Fabrice Ribeyrolles, l’ancien centre des « jaune et bleu » qui compte près de 200 matches sous le maillot auvergnat est un bâtisseur. Après avoir permis de conquérir 3 titres de champions de France Espoirs avec l’ASM, puis de ramener la Rochelle dans l’Elite, c’est dans son club de cœur qu’il est revenu prendre en mains la destinée du rugby féminin. Champion de France deuxième division, lors de sa première saison, il a réussi à faire grandir et développer son groupe qui vient de faire tomber les triples championnes de France en titre et affrontera Blagnac, dimanche prochain en finale (17h30 en direct sur Eurosport et France 4). Entretien

 

 

Fabrice, tu es arrivé au club en 2015, les filles étaient alors en deuxième division. 5 ans plus tard, elles disputent la finale du championnat de France Elite 1, quel beau chemin parcouru…

C’est une belle fierté d’avoir construit et emmené ce groupe lors de ces 5 dernières années. Avec les dirigeants, nous avons su bâtir ce projet et structurer le club pour améliorer les conditions d’accueil des filles, les méthodes de travail ou les infrastructures. Sportivement, mes différents collègues Eric Faidit, Martin Scelzo et maintenant depuis 3 ans avec Vincent Fargeas nous avons créé ce groupe pour aller disputer le plus haut niveau de notre championnat. Une de mes grandes fiertés est d’avoir encore dans ce groupe 8 filles qui ont remporté le titre de championnes de France en 2016 et qui seront encore là dimanche. Je suis heureux de les avoir accompagnées, de les avoir fait grandir et d’avoir construit autour d’elles un groupe capable de disputer le titre. Nous avons su recruter, ici, et aussi découvert, des filles de différents horizons qui s’épanouissent, à Clermont, et forment l’état d’esprit remarquable qui anime et porte le club. 

 

Mesures-tu le travail accompli ou ta semaine est-elle entièrement consacrée à la finale de dimanche ?
Quand je me suis posé dans le bus samedi après la finale, je me suis dit les yeux écarquillés : « On a battu Montpellier ! » Nous nous étions déplacés là-bas, il y a 4 ou 5 ans, et nous avions pris 70 points ! Forcément, je me suis projeté sur le chemin parcouru mais très vite cela m’est sorti de la tête pour penser seulement à cette finale face à Blagnac. 

 

D’autant plus que vous battez Montpellier avec beaucoup de jeu, de belles valeurs, de la solidarité du combat…
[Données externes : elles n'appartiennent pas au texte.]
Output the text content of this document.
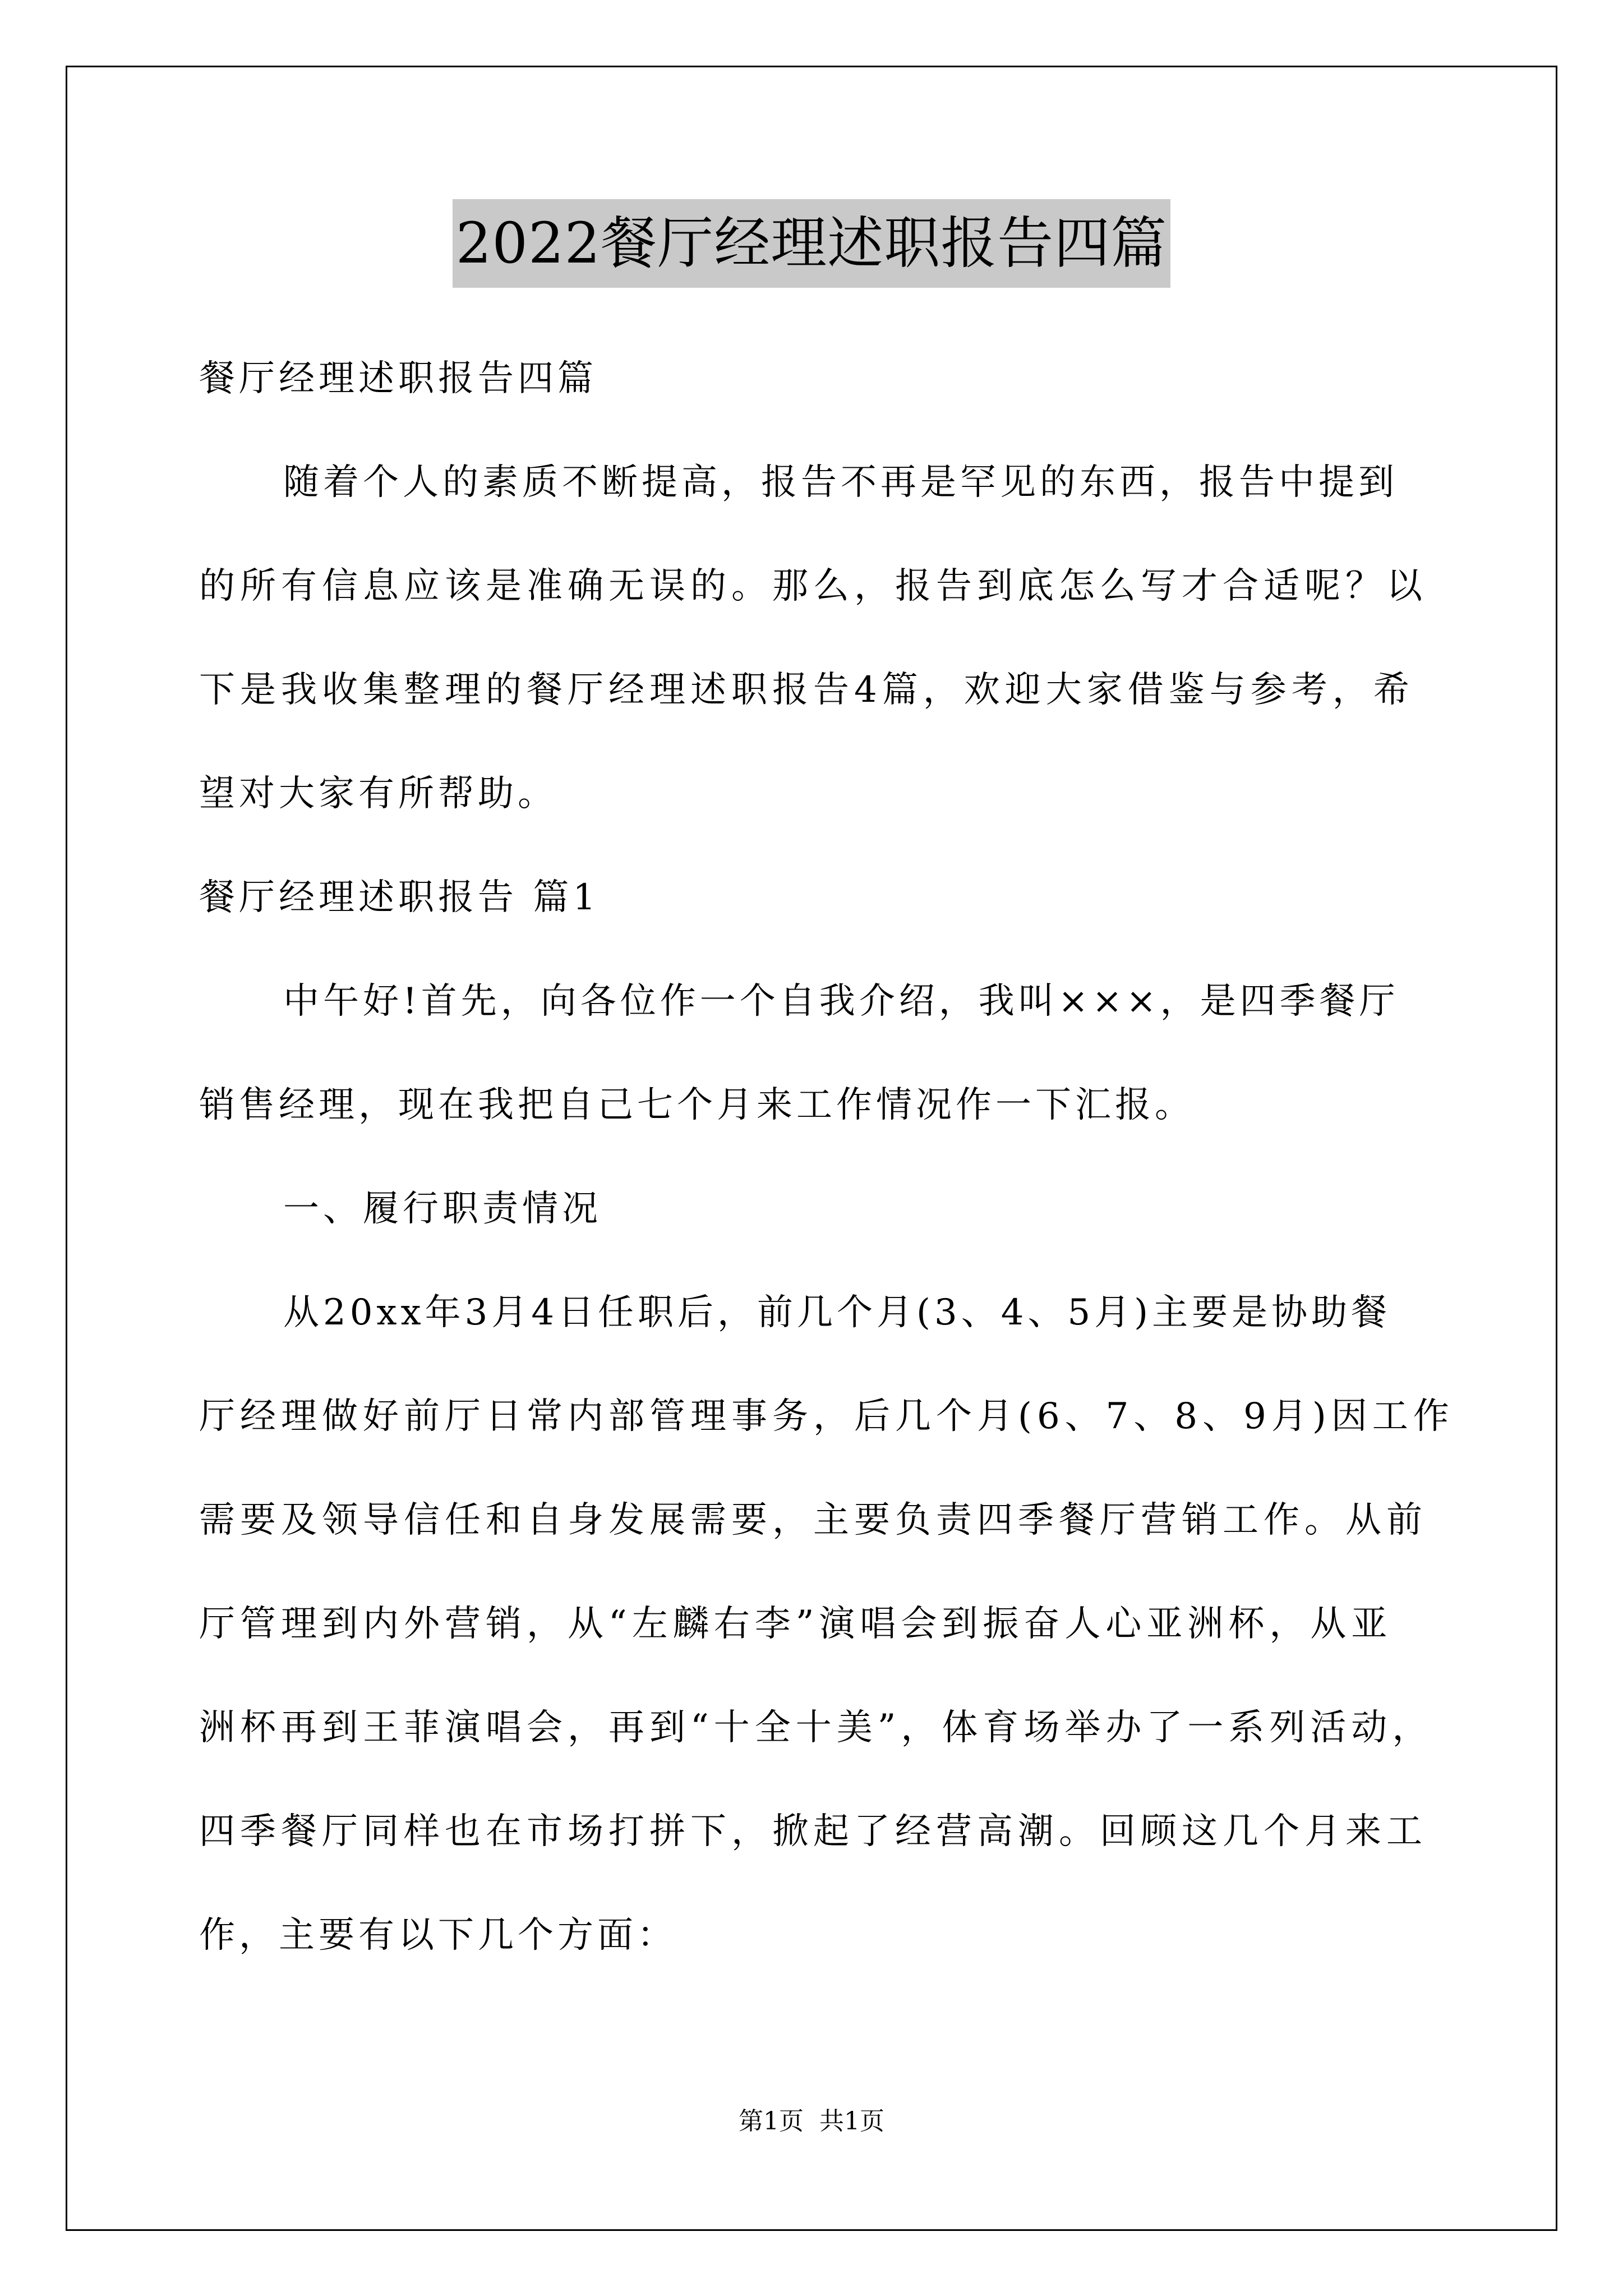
2022餐厅经理述职报告四篇
餐厅经理述职报告四篇
随着个人的素质不断提高，报告不再是罕见的东西，报告中提到
的所有信息应该是准确无误的。那么，报告到底怎么写才合适呢？以
下是我收集整理的餐厅经理述职报告4篇，欢迎大家借鉴与参考，希
望对大家有所帮助。
餐厅经理述职报告 篇1
中午好!首先，向各位作一个自我介绍，我叫×××，是四季餐厅
销售经理，现在我把自己七个月来工作情况作一下汇报。
一、履行职责情况
从20xx年3月4日任职后，前几个月(3、4、5月)主要是协助餐
厅经理做好前厅日常内部管理事务，后几个月(6、7、8、9月)因工作
需要及领导信任和自身发展需要，主要负责四季餐厅营销工作。从前
厅管理到内外营销，从“左麟右李”演唱会到振奋人心亚洲杯，从亚
洲杯再到王菲演唱会，再到“十全十美”，体育场举办了一系列活动，
四季餐厅同样也在市场打拼下，掀起了经营高潮。回顾这几个月来工
作，主要有以下几个方面：
第1页 共1页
Oui, il y a quand même des petites erreurs dans notre manière de tenir le ballon, mais nous avons été capables de produire des séquences de jeu qui les ont mises en difficultés, nous avons scoré sur des actions construites ou des ballons portés bien réalisés. Défensivement, les filles ont été généreuses comme elles le sont au quotidien, plein de courage et d’abnégation pendant 87 minutes (NDLR 7 minutes d’arrêt de jeu). Nous avons vu les filles faire les efforts qu’il fallait pour remporter ce genre de matchs. Nous savions que l’équipe qui aurait le plus envie et serait la plus déterminée avait déjà fait un grand pas vers la finale… elles l’ont démontré face à Montpellier. En phases finales, on sait que ce n’est plus forcément le rugby qui fait la différence mais l’état d’esprit que tu es capable d’afficher et de tenir durant tout le match. Les filles ont été solidaires, déterminés notamment dans ces 7 minutes d’arrêt de jeu où nous subissons les assauts héraultais en permanence, en faisant front, en récupérant des ballons… A un moment nous étions à 13 (avec deux filles blessées) à 5 mètres de notre ligne mais elles ont tenu ! La victoire n’est que plus belle quand tu as résisté, tout donné, comme elles l’ont fait samedi dernier, en tenant le résultat face à ce qui se fait de mieux depuis 15 ans. 

 

« Ce serait du 50/50 sur terrain neutre, ce sera du 51/49 sur la pelouse de Blagnac. Toutes les filles ont désormais conscience qu’il n’est plus question de lâcher quoi que ce soit, personne n’a le droit de perdre et de se contenter d’être en finale. » 

 

Justement, vous venez de sortir les triples tenantes du titre, qui n’avaient perdu qu’une rencontre lors des 50 derniers matchs, tout semble désormais ouvert pour cette finale…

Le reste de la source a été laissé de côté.